State Department spokesman James P. Rubin, who generally reflects the most hawkish viewpoint in the administration, said Milosevic would have to agree to all of NATO's conditions, including a full withdrawal of troops from Kosovo and the acceptance of an armed international security force to guarantee the safe return of refugees.

"So we will not suspend the air campaign for a partial withdrawal," Rubin said. "We will only suspend it after there's an agreement to a full withdrawal, with part of it verified and implemented. But that full withdrawal has to be on a very tight schedule so that when we have a partial withdrawal, you will really know that it is part of a full withdrawal and not simply some sort of quarter-measure or something to that effect."

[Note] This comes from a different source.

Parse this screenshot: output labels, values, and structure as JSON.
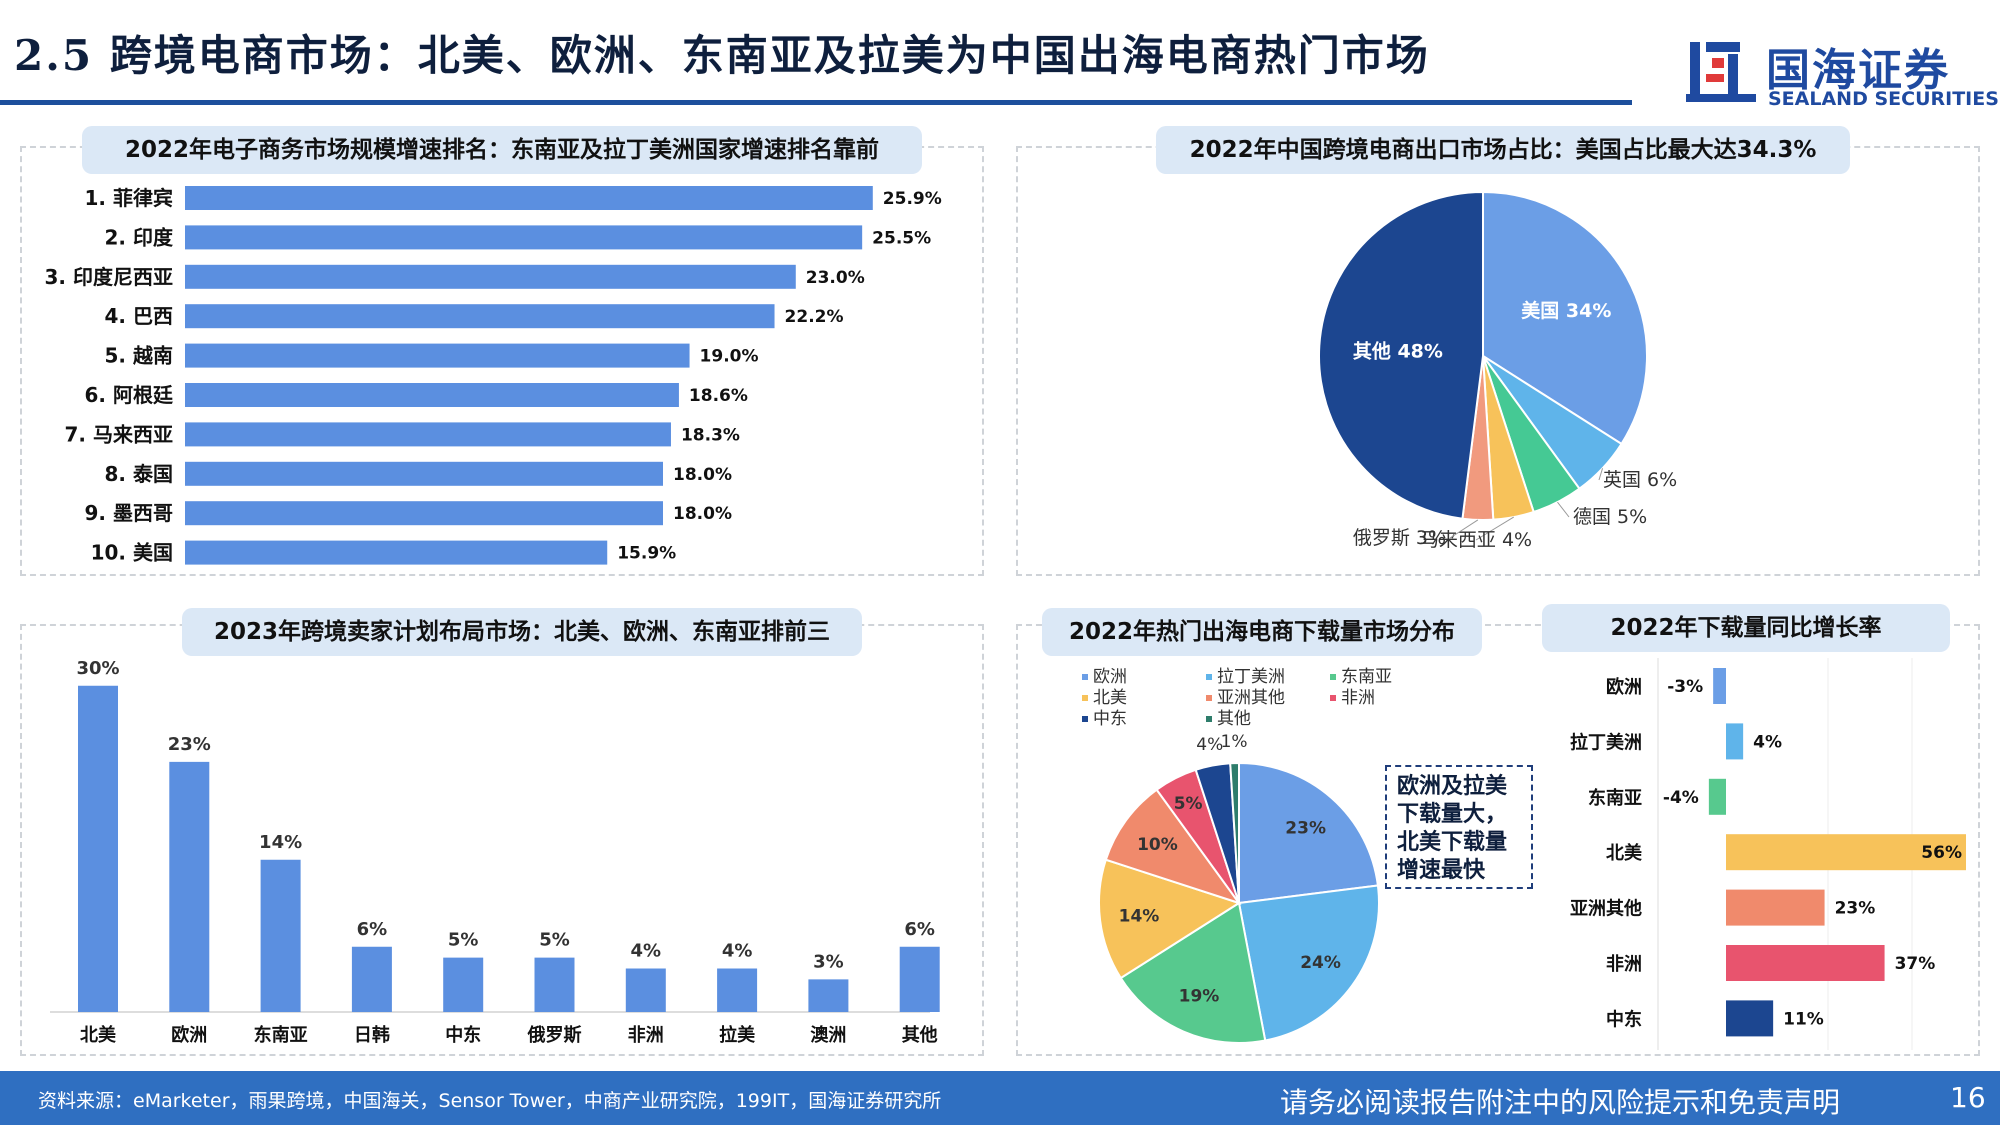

About 40,000 Yugoslav soldiers and special police are believed to have been sent into Kosovo to defeat the KLA and to expel ethnic Albanians. Milosevic, who wants to keep Yugoslav control over Kosovo, a province of Serbia, has insisted that 11,000 Serbian troops stay in Kosovo even after a peace accord.

Belgrade's announcement yesterday said the size of the Serbian force in Kosovo would be reduced to peacetime levels "when an agreement with the United Nations is reached regarding the deployment of a U.N. mission in Kosovo."

While the statement from Belgrade did not in itself offer much hope for an early end to the war, diplomatic efforts nevertheless picked up yesterday.

Deputy Secretary of State Strobe Talbott prepared to fly to Moscow last night to work on an endgame formula acceptable to the NATO alliance and Russia. Last week, Russia signed on to a broad peace plan with other members of the Group of Eight industrialized nations. But the plan merely papered over major disagreements between the West and Moscow.

The Clinton administration wants the peace plan to be enforced by a NATO-led military operation modeled after the well-armed peacekeeping force in Bosnia. Russia, which would participate, opposes NATO control of the operation.

The two sides also need to work out how a separate civilian administration of the province would operate.

Moscow's special envoy for the Balkans, Viktor S. Chernomyrdin, has adopted the role of shuttle diplomat between the West and Belgrade. Yesterday, however, he made a detour to Beijing, in what one U.S. official here saw as a Sino-Russian effort to weaken NATO in the wake of the accidental bombing of the Chinese Embassy in Belgrade.